Students are helping refugees make the transition to life in America.
The Refugee Well-being Project, a class offered through the psychology and anthropology departments, gives students the opportunity to work with refugees who are resettling in New Mexico.
Program Director Jessica Goodkind said that although some of the stresses refugees endure come from past traumas, others stem from tasks refugees have to face in the United States.
“A lot of the stress is due to how difficult it is to start life in a new place,” Goodkind said. “You don’t know anyone. You don’t have access to the resources that you need.”
The two-semester-long program trains students how to act as advocates for the refugees they are partnered with, said course instructor Brian Isakson.
“We spend time talking about refugee situations in different countries,” Isakson said. “We talk about conflicts in general and what causes the conflicts.”
Michelle Foley, a student in the class, said students learn necessary history and skills that will help them bridge the gap for their refugee families.
Foley said it is rewarding to see her efforts pay off when her partner family starts achieving their goals without help.
“When I first started working with them they always wanted me to go places with them,” she said. “Now they are doing it on their own.”
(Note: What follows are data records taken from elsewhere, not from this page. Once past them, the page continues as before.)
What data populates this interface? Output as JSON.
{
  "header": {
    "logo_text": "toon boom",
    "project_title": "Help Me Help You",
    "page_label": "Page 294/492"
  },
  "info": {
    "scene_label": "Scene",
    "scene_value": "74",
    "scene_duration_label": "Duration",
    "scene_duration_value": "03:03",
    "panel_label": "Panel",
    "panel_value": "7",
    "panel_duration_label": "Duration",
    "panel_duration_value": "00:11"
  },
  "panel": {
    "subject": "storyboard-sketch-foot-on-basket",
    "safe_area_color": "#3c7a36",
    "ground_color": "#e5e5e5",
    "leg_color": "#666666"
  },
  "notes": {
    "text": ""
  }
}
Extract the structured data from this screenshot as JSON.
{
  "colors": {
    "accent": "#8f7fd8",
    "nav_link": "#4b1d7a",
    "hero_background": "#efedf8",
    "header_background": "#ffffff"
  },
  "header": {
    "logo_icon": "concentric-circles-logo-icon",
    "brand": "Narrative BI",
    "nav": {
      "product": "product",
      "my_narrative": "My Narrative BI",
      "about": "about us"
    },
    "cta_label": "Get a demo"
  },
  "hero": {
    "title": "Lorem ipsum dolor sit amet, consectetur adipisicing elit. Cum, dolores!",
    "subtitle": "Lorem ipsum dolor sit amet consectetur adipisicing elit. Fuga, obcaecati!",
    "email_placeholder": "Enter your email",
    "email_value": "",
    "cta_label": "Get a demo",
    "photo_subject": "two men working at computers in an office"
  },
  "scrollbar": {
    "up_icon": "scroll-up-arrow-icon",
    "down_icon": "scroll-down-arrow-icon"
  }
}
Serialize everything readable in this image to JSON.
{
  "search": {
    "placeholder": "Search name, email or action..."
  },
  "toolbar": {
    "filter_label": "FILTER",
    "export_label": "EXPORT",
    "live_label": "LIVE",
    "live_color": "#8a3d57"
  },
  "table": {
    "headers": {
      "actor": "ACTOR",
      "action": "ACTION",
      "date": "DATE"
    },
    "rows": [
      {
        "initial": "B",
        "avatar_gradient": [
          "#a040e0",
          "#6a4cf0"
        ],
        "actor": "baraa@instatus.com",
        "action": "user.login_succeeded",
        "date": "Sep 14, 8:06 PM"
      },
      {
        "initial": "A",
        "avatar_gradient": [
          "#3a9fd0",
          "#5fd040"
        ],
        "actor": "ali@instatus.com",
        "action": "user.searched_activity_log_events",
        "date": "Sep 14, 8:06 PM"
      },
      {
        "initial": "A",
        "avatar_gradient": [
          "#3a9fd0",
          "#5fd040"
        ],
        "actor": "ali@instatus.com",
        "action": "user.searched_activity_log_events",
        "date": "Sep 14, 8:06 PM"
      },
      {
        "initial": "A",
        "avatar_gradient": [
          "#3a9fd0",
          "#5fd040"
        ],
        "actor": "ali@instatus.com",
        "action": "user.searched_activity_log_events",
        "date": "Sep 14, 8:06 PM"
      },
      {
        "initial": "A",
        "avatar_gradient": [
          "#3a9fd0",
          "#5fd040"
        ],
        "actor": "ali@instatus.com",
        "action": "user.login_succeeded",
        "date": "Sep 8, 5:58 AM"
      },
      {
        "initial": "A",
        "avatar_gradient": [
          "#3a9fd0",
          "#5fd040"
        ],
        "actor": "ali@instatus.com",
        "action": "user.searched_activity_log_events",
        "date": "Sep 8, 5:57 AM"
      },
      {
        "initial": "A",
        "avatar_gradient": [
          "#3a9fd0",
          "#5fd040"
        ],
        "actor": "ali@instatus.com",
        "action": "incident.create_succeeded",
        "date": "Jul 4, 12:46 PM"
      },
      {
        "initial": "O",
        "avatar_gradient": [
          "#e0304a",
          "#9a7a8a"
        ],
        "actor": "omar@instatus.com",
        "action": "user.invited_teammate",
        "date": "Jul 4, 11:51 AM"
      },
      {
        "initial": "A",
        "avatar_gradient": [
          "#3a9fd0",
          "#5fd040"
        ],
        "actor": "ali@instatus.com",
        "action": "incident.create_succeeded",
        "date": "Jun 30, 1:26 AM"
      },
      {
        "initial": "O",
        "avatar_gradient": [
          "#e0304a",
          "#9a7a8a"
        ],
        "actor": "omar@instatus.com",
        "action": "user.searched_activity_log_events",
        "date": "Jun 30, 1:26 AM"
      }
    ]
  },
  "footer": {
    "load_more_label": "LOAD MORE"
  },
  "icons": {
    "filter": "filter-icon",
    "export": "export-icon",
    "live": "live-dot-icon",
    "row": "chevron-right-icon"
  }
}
Goodkind said since the program started in 2006, 83 students have worked with 135 refugees from places like Liberia, Burundi, the Democratic Republic of Congo, Rwanda, Eritrea and Iraq.
Foley said before she started the class she knew very little about Iraq and its culture, but now she understands it better and has grown to love it.
“It has changed my perspective on so many things and has really impacted me as a person,” she said. “I am so grateful for all that this has taught me.”
Catholic Charities resettles refugee families in New Mexico and offers them a chance to participate in the UNM program. One refugee from Iraq, who preferred to remain anonymous, said the project has been very beneficial for her and her family.
“My husband has his partner helping him to learn him how to use the Internet and access different things,” she said.
She said families grow very close to their student partners who are required to spend between six to eight hours a week with their refugee family.
“Once a month they come to our home,” she said. “They sit with us as a family, and we will have dinner together.”
Goodkind said the program serves as a forum for partners to share their experiences and knowledge with each other.
“Our project is really based on the idea of mutual learning,” she said.
Isakson said it is a way to have students apply the things they learn in the classroom.
“It is exciting to see students having a real hands-on learning experience,” he said.
The class accepts 30 students per year and earns students eight credit hours, but Foley said the real reward is helping families develop self-sufficiency.
“I really like the idea of being able to help someone,” she said. “To reach out and help with international problems, but here.”